The European Commission, the EU’s executive branch, the European Parliament, the European Court of Justice and the Venice Commission, a judicial watchdog, have all strongly criticized the changes. Critics castigate the Law and Justice party as an authoritarian movement seeking to bring the judiciary under its control and stuff the courts with hand-picked judges.

Its judicial restructuring set off an unprecedented political and legal fight within the EU that is set to rage on. The European Court of Justice is being asked to weigh in on the new disciplinary law.

Poland’s defiance is also seen as a test of the strength of EU courts and institutions meant to ensure EU members uphold the rule of law and make sure there’s no back-sliding on democracy. Similar tensions are taking place between Hungary and the EU.

Gostyńska-Jakubowska said it is important for EU institutions to fight Poland’s judicial reforms.

“Is the EU right to intervene into something that many people see as their domestic matters?” she said. “The answer is yes. The deliberate attempt to undermine the rule of law, or in this case judicial independence, is not only a domestic matter because it is a challenge to the whole European project.”

She said the EU and its single economic market relies on mutual trust among member states

People take part in a street demonstration to show solidarity with judges in Warsaw, Poland, on Dec. 1, 2019. (AP Photo/Czarek Sokolowski)

“If one state decides to undermine judicial independence, then another state cannot trust that the rights of its citizens will be respected,” she said. “So this is why this is a broader problem.”

In December 2017, the European Commission initiated for the first time so-called infringement proceedings against Poland. Under the EU’s charter, a member state can be penalized and even have its voting rights on European affairs suspended for failing to uphold the EU’s democratic and rule of law principles. But this is unlikely to happen to Poland because every other EU member state must agree on meting out punishment and with Hungary facing similar sanctions it presumably would vote against punitive measures against Poland. Those proceedings stalled last year.

As a member of the EU, Poland signed onto the EU’s founding treaties that require, among many other things, that countries ensure their justice system is fair and independent and that it abides by rulings of EU’s courts.

Instead, the Law and Justice Party has refused to back down and pushed ahead in its fight over control of Polish courts, sparking protests in Poland and drawing the ire of European officials.

In 2018, Europe’s highest court, the European Court of Justice, provisionally suspended Poland’s judicial reforms. Last year, the EU court ruled that Poland had failed to fulfill its obligations under the EU treaties.

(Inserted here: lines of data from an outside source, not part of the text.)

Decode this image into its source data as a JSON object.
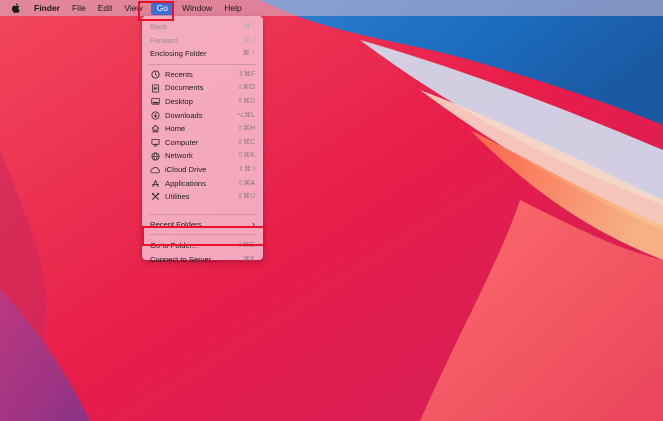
{
  "menubar": {
    "apple_icon": "apple-logo-icon",
    "items": [
      {
        "label": "Finder"
      },
      {
        "label": "File"
      },
      {
        "label": "Edit"
      },
      {
        "label": "View"
      },
      {
        "label": "Go"
      },
      {
        "label": "Window"
      },
      {
        "label": "Help"
      }
    ]
  },
  "go_menu": {
    "nav": [
      {
        "label": "Back",
        "shortcut": "⌘ [",
        "disabled": true
      },
      {
        "label": "Forward",
        "shortcut": "⌘ ]",
        "disabled": true
      },
      {
        "label": "Enclosing Folder",
        "shortcut": "⌘ ↑",
        "disabled": false
      }
    ],
    "locations": [
      {
        "label": "Recents",
        "shortcut": "⇧⌘F",
        "icon": "clock-icon"
      },
      {
        "label": "Documents",
        "shortcut": "⇧⌘O",
        "icon": "document-icon"
      },
      {
        "label": "Desktop",
        "shortcut": "⇧⌘D",
        "icon": "desktop-icon"
      },
      {
        "label": "Downloads",
        "shortcut": "⌥⌘L",
        "icon": "download-icon"
      },
      {
        "label": "Home",
        "shortcut": "⇧⌘H",
        "icon": "home-icon"
      },
      {
        "label": "Computer",
        "shortcut": "⇧⌘C",
        "icon": "monitor-icon"
      },
      {
        "label": "Network",
        "shortcut": "⇧⌘K",
        "icon": "globe-icon"
      },
      {
        "label": "iCloud Drive",
        "shortcut": "⇧⌘ I",
        "icon": "cloud-icon"
      },
      {
        "label": "Applications",
        "shortcut": "⇧⌘A",
        "icon": "applications-icon"
      },
      {
        "label": "Utilities",
        "shortcut": "⇧⌘U",
        "icon": "tools-icon"
      }
    ],
    "recent_folders": {
      "label": "Recent Folders",
      "submenu_indicator": "›"
    },
    "go_to_folder": {
      "label": "Go to Folder...",
      "shortcut": "⇧⌘G"
    },
    "connect_to_server": {
      "label": "Connect to Server...",
      "shortcut": "⌘K"
    }
  },
  "colors": {
    "highlight_box": "#e8102a",
    "menu_active": "#3f6ed8"
  }
}
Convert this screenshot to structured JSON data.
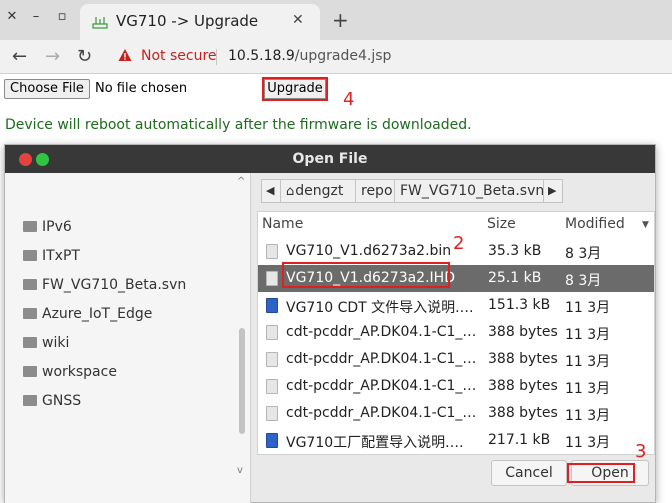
{
  "browser": {
    "window_controls": {
      "close": "✕",
      "minimize": "–",
      "maximize": "▫"
    },
    "tab": {
      "title": "VG710 -> Upgrade",
      "close": "✕"
    },
    "new_tab": "+",
    "nav": {
      "back": "←",
      "forward": "→",
      "reload": "↻"
    },
    "address": {
      "security": "Not secure",
      "host": "10.5.18.9",
      "path": "/upgrade4.jsp"
    }
  },
  "page": {
    "choose_file_label": "Choose File",
    "file_status": "No file chosen",
    "upgrade_label": "Upgrade",
    "reboot_message": "Device will reboot automatically after the firmware is downloaded.",
    "message_color": "#1e6b1e"
  },
  "annotations": {
    "step_4": "4",
    "step_2": "2",
    "step_3": "3",
    "color": "#e02020"
  },
  "dialog": {
    "title": "Open File",
    "places": [
      "IPv6",
      "ITxPT",
      "FW_VG710_Beta.svn",
      "Azure_IoT_Edge",
      "wiki",
      "workspace",
      "GNSS"
    ],
    "breadcrumb": {
      "back": "◀",
      "home": "dengzt",
      "items": [
        "repo",
        "FW_VG710_Beta.svn"
      ],
      "forward": "▶"
    },
    "columns": {
      "name": "Name",
      "size": "Size",
      "modified": "Modified"
    },
    "files": [
      {
        "name": "VG710_V1.d6273a2.bin",
        "size": "35.3 kB",
        "modified": "8 3月",
        "icon": "generic-file-icon"
      },
      {
        "name": "VG710_V1.d6273a2.IHD",
        "size": "25.1 kB",
        "modified": "8 3月",
        "icon": "generic-file-icon"
      },
      {
        "name": "VG710 CDT 文件导入说明.…",
        "size": "151.3 kB",
        "modified": "11 3月",
        "icon": "document-icon"
      },
      {
        "name": "cdt-pcddr_AP.DK04.1-C1_…",
        "size": "388 bytes",
        "modified": "11 3月",
        "icon": "generic-file-icon"
      },
      {
        "name": "cdt-pcddr_AP.DK04.1-C1_…",
        "size": "388 bytes",
        "modified": "11 3月",
        "icon": "generic-file-icon"
      },
      {
        "name": "cdt-pcddr_AP.DK04.1-C1_…",
        "size": "388 bytes",
        "modified": "11 3月",
        "icon": "generic-file-icon"
      },
      {
        "name": "cdt-pcddr_AP.DK04.1-C1_…",
        "size": "388 bytes",
        "modified": "11 3月",
        "icon": "generic-file-icon"
      },
      {
        "name": "VG710工厂配置导入说明.…",
        "size": "217.1 kB",
        "modified": "11 3月",
        "icon": "document-icon"
      }
    ],
    "selected_file": "VG710_V1.d6273a2.IHD",
    "cancel_label": "Cancel",
    "open_label": "Open"
  }
}
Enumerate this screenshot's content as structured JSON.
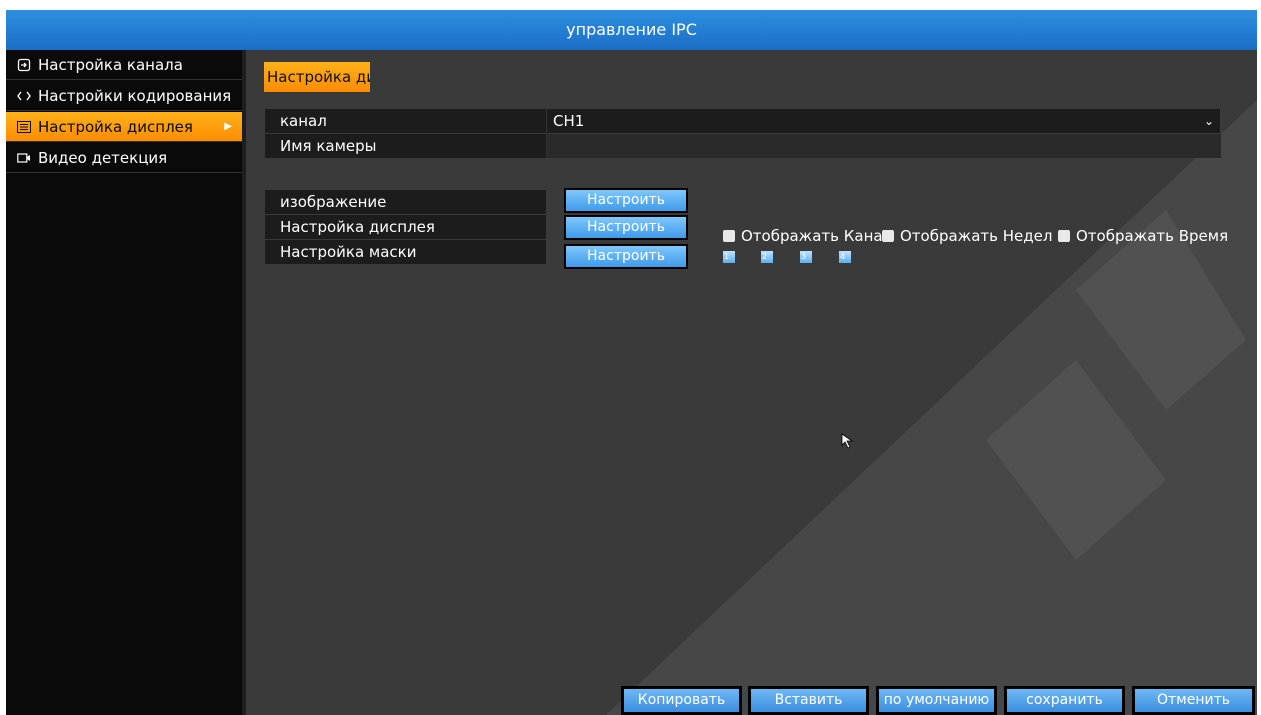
{
  "window": {
    "title": "управление IPC"
  },
  "sidebar": {
    "items": [
      {
        "label": "Настройка канала",
        "icon": "channel-input-icon"
      },
      {
        "label": "Настройки кодирования",
        "icon": "code-icon"
      },
      {
        "label": "Настройка дисплея",
        "icon": "display-list-icon",
        "active": true
      },
      {
        "label": "Видео детекция",
        "icon": "video-camera-icon"
      }
    ]
  },
  "main": {
    "tab_label": "Настройка ди",
    "channel": {
      "label": "канал",
      "value": "CH1"
    },
    "camera_name": {
      "label": "Имя камеры",
      "value": ""
    },
    "settings": [
      {
        "label": "изображение",
        "button": "Настроить"
      },
      {
        "label": "Настройка дисплея",
        "button": "Настроить"
      },
      {
        "label": "Настройка маски",
        "button": "Настроить"
      }
    ],
    "display_checks": [
      {
        "label": "Отображать Кана",
        "checked": false
      },
      {
        "label": "Отображать Недел",
        "checked": false
      },
      {
        "label": "Отображать Время",
        "checked": false
      }
    ],
    "mask_areas": [
      "1",
      "2",
      "3",
      "4"
    ]
  },
  "footer": {
    "copy": "Копировать",
    "paste": "Вставить",
    "default": "по умолчанию",
    "save": "сохранить",
    "cancel": "Отменить"
  },
  "colors": {
    "accent_orange": "#ff9a00",
    "title_blue": "#1f7ad0",
    "button_blue": "#4fa6ee",
    "panel_bg": "#3a3a3b"
  }
}
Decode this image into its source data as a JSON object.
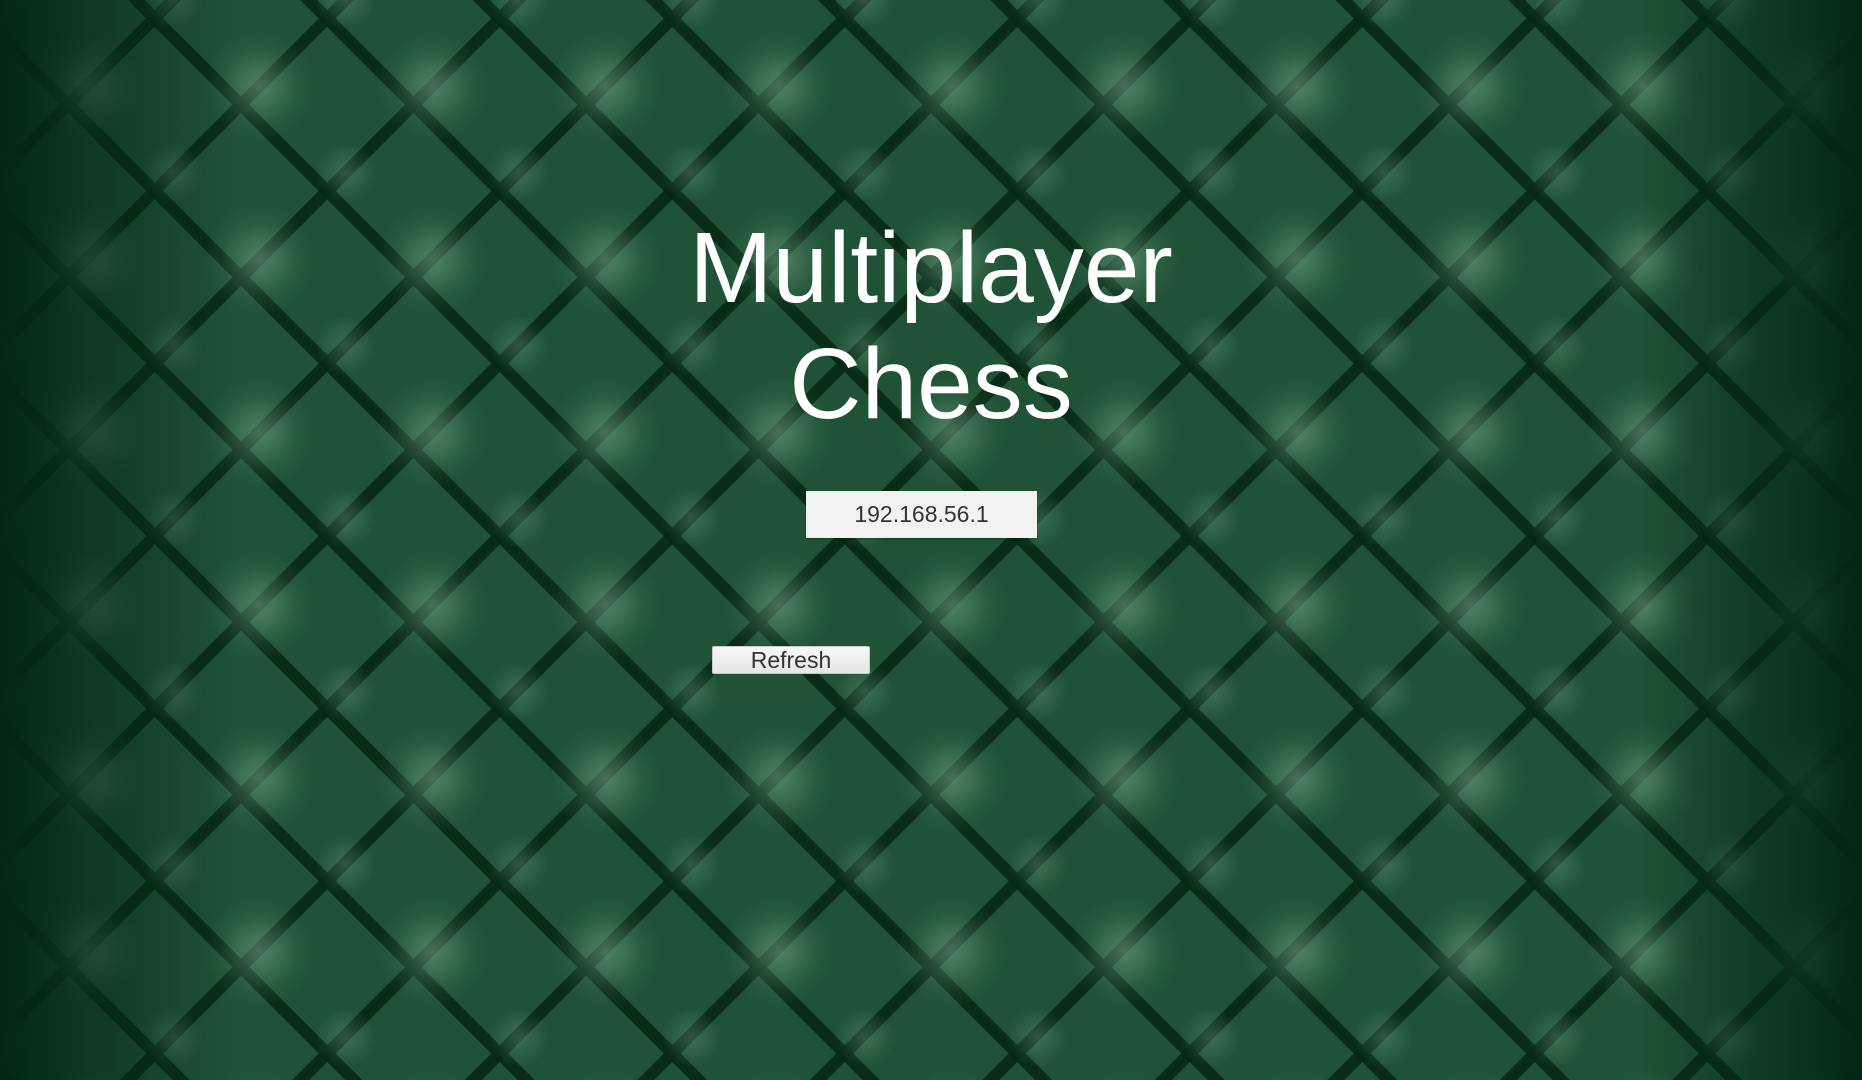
{
  "title": {
    "line1": "Multiplayer",
    "line2": "Chess"
  },
  "ip_field": {
    "value": "192.168.56.1"
  },
  "refresh_button": {
    "label": "Refresh"
  },
  "colors": {
    "background": "#1f5236",
    "background_dark": "#0f3a22",
    "title_text": "#ffffff",
    "field_background": "#f2f2f2",
    "field_text": "#333333"
  }
}
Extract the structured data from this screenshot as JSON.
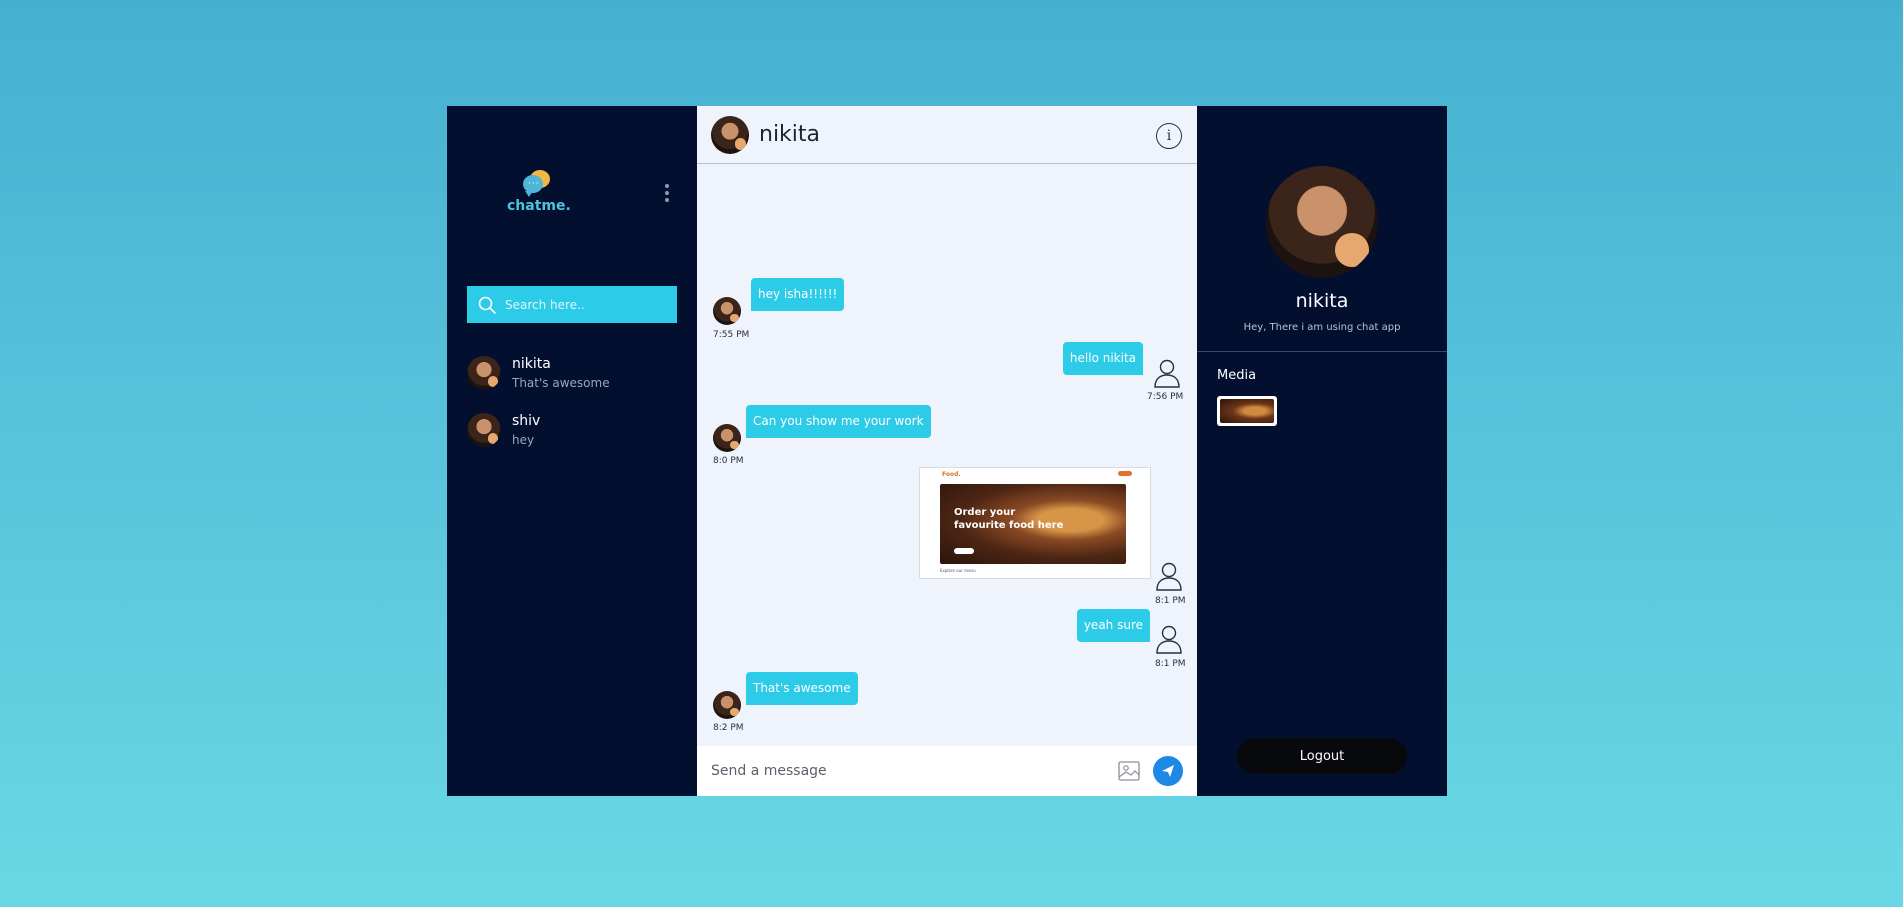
{
  "brand": {
    "name": "chatme.",
    "icon": "chat-bubbles-logo"
  },
  "sidebar": {
    "menu_icon": "kebab-menu-icon",
    "search": {
      "placeholder": "Search here..",
      "value": ""
    },
    "contacts": [
      {
        "name": "nikita",
        "last_message": "That's awesome"
      },
      {
        "name": "shiv",
        "last_message": "hey"
      }
    ]
  },
  "chat": {
    "contact_name": "nikita",
    "info_icon": "info-icon",
    "messages": [
      {
        "direction": "in",
        "text": "hey isha!!!!!!",
        "time": "7:55 PM"
      },
      {
        "direction": "out",
        "text": "hello nikita",
        "time": "7:56 PM"
      },
      {
        "direction": "in",
        "text": "Can you show me your work",
        "time": "8:0 PM"
      },
      {
        "direction": "out",
        "type": "image",
        "image_text": "Order your favourite food here",
        "time": "8:1 PM"
      },
      {
        "direction": "out",
        "text": "yeah sure",
        "time": "8:1 PM"
      },
      {
        "direction": "in",
        "text": "That's awesome",
        "time": "8:2 PM"
      }
    ],
    "composer": {
      "placeholder": "Send a message",
      "value": ""
    }
  },
  "profile": {
    "name": "nikita",
    "status": "Hey, There i am using chat app",
    "media_label": "Media",
    "logout_label": "Logout"
  },
  "colors": {
    "background_top": "#45b0d0",
    "panel_dark": "#020f2e",
    "chat_bg": "#eff3fb",
    "bubble": "#2ccbe8",
    "send_button": "#1e88e5"
  }
}
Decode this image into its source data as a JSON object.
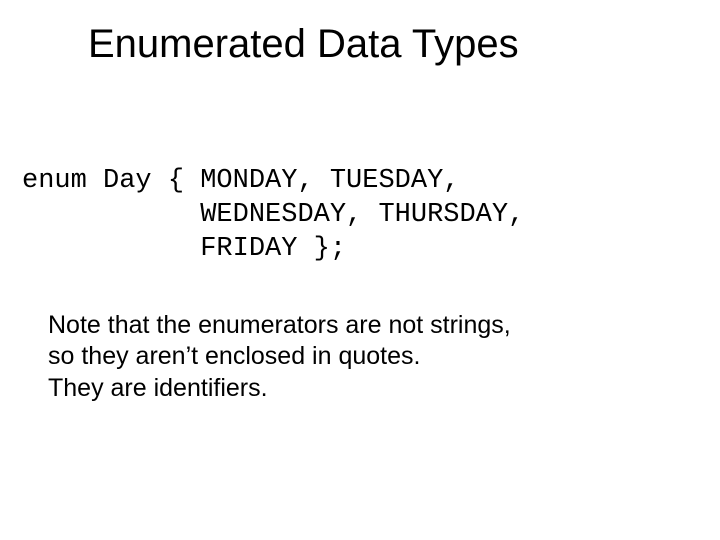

Last October, the EU commission took Poland to the Court of Justice over rules subjecting Polish judges to disciplinary action. The commission alleged Polish judges face censure if they exercise their right to ask for preliminary rulings from the European court and for the content of their judicial decisions.

Under the new law passed Thursday, the Polish government can punish judges deemed to be preventing the functioning of the justice system or who refuse to recognize the legitimacy of other judges. Thus, under this law, Supreme Court judges might be disciplined and removed for refusing to recognize judges appointed by the National Council on the Judiciary.

The law also forbids judges from taking part in public activities deemed to undermine the functioning of state or that cast into doubt their independence and impartiality. Critics say this violates the freedom of expression and association of judges.

Gostyńska-Jakubowska said the Law and Justice party uses it electoral support as proof it is carrying out “the will of the people.” But she said many voters don’t understand the effect the changes will have on their lives. She added that the party is using generous social welfare programs to win the hearts of voters.

“They are more concerned about this,” she said about many Polish voters. “To many of them this is a remote problem and many of them think they will never face a court case.”

But she said the crisis now risks creating “legal chaos which at the end of the day creates problems for citizens.”

(Courthouse News reporter Cain Burdeau is based in the European Union.)